For transparency all vulnerabilities can be and should be submitted publicly(anywhere where I can't possibly delete it, and then you can drop a link with explanation of vulnerability here to this bounty), even if it's a critical vulnerability which can be exploited by anybody. Everybody should know that it was you who discovered something to minimize trust for payment. But of course, if you feel like it's best to notify in pm, you can reach out on Twitter https://twitter.com/SamPorter1984 or Telegram https://t.me/SamPorter1984
The bounty will be paid overtime out of allocation of the developer who wrote these contracts(in this case me). 75% of maximum possible emission my allocation has will always go to reward bug bounty, if there is any reward to pay. The bounty or a part of the bounty will be paid monthly according to monthly index of LET to USD. If the project fails to gain sufficient enough value for me to ever pay you the bounty, can only pay as much as possible and say thanks.

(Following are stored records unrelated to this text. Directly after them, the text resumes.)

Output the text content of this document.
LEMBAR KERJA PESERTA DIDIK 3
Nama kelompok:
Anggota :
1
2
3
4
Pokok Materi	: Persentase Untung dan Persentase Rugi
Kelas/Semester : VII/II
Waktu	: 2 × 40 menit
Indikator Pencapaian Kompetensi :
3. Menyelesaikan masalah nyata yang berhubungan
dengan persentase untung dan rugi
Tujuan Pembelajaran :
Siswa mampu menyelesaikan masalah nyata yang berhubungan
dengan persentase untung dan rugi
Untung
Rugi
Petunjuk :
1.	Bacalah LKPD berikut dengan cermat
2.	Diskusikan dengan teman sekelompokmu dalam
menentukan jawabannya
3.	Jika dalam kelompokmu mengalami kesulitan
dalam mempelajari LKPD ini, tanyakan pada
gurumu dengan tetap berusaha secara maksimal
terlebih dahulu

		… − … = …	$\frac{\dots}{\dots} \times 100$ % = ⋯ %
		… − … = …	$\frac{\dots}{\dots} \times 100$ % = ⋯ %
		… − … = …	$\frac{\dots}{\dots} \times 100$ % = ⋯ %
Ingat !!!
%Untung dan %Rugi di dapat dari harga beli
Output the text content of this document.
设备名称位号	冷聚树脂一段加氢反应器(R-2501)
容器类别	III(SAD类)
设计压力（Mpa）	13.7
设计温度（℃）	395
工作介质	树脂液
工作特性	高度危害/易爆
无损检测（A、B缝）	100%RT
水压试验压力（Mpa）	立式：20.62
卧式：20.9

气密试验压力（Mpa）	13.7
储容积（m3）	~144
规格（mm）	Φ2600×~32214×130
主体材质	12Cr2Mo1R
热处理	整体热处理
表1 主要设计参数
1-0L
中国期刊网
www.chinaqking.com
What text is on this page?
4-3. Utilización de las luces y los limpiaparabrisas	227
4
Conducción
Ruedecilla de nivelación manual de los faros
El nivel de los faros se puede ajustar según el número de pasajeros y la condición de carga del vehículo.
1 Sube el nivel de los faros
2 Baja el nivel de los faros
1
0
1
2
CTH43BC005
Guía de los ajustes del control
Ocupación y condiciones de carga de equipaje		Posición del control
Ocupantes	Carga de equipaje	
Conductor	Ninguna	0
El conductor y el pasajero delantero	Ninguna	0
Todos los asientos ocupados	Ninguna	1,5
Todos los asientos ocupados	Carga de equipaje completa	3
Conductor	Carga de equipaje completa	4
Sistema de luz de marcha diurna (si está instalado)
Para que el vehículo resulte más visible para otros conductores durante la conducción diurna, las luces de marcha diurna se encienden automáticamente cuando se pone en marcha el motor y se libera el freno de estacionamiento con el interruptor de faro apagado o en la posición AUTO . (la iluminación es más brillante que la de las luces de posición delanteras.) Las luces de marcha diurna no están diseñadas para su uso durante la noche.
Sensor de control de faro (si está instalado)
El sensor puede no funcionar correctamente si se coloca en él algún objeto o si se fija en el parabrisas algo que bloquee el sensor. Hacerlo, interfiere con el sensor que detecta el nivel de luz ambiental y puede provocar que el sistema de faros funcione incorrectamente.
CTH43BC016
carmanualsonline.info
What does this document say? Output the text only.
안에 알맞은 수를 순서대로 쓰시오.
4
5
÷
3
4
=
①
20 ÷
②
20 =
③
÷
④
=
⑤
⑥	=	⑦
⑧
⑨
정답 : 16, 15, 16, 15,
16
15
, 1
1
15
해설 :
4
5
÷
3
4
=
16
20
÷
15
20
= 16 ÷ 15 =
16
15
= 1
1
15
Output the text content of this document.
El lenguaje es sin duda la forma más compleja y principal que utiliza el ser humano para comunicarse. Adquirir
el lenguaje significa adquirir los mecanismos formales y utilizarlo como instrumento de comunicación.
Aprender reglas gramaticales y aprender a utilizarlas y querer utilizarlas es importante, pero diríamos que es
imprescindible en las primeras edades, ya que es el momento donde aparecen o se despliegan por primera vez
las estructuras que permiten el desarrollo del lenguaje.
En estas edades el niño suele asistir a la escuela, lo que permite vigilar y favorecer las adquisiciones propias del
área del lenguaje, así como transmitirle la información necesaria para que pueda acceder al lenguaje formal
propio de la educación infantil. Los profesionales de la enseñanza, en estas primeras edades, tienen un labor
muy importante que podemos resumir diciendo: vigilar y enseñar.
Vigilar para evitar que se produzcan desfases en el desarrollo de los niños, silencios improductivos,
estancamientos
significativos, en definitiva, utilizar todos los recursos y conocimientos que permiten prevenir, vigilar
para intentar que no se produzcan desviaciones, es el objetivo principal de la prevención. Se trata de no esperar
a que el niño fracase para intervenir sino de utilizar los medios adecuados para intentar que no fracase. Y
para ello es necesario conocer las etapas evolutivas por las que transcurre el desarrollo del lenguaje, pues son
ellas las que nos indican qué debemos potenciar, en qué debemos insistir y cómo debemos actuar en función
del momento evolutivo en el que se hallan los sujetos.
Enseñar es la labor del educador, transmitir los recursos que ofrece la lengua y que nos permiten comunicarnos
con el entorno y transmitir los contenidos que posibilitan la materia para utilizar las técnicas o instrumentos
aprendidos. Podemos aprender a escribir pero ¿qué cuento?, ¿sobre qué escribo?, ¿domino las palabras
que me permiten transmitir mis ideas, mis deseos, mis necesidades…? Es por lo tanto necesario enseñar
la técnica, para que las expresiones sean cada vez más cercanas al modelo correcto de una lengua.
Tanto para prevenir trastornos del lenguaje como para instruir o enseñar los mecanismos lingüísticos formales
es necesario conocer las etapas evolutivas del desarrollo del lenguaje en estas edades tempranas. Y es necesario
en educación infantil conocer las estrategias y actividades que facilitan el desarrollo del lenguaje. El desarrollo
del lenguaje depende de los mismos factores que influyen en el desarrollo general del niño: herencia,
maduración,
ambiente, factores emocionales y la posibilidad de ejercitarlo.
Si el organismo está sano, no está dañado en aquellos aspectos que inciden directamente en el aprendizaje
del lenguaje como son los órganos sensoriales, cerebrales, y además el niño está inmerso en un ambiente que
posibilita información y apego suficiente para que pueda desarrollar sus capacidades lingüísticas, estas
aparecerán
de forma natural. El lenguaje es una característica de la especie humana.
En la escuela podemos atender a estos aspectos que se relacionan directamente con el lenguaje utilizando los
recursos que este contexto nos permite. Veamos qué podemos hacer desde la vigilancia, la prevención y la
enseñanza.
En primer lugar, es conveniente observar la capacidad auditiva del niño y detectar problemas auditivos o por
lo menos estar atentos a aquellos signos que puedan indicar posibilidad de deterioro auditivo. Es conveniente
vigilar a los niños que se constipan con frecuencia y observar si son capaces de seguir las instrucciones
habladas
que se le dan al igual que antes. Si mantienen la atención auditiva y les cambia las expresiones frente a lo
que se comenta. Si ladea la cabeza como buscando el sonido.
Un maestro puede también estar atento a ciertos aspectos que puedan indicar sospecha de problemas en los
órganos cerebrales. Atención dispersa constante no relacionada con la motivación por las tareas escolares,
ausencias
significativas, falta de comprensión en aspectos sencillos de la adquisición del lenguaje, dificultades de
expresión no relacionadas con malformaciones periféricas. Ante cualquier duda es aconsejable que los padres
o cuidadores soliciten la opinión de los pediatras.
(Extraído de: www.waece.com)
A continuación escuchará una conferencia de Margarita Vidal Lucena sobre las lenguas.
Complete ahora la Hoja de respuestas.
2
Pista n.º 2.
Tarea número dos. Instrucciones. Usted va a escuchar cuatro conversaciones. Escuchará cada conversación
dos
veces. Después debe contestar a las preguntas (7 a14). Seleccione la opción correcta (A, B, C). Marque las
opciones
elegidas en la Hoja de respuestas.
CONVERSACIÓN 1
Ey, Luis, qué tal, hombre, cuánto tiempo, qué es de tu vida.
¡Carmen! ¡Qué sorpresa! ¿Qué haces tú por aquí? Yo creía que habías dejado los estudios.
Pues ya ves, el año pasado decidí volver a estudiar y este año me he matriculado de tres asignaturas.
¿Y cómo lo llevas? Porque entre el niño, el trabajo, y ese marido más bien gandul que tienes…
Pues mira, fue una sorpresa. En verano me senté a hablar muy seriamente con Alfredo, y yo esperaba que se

Submitting the bug report for any contracts or programs not mentioned here won't get you money, we know that our drafts are probably vulnerable. Commented out code does not count either. If I discover a vulnerability myself first - I will publicly announce this, and after that I am not obliged to pay you for rediscovering it, that's another reason why you may want to first publicly announce discovered vulnerability instead of dropping it to me in pm, to again, remove trust, because I could not find a way yet for me to prove the integrity of my intention to pay. You have to have low enough IQ to understand what the project is about and see what it means to put my reputation at stake even if I am anonymous and work with trust minimized proxies.
If you publicly report something, but I won't pay you - I destroy my reputation and the reputation of this project, and it's impossible for me to de-risk it like a typical ICO, I can claim all my tokens only in 34 years or so from inception(depends on block time)
The history of edits of this Github issue can be easily tracked as long as Github works correctly. If I remove the issue from Github - I also damage the reputation of the project.
There is no way for me to remove your comment from your Gitcoin page as long as Gitcoin works correctly. If I cancel the bounty - I also damage the reputation of the project.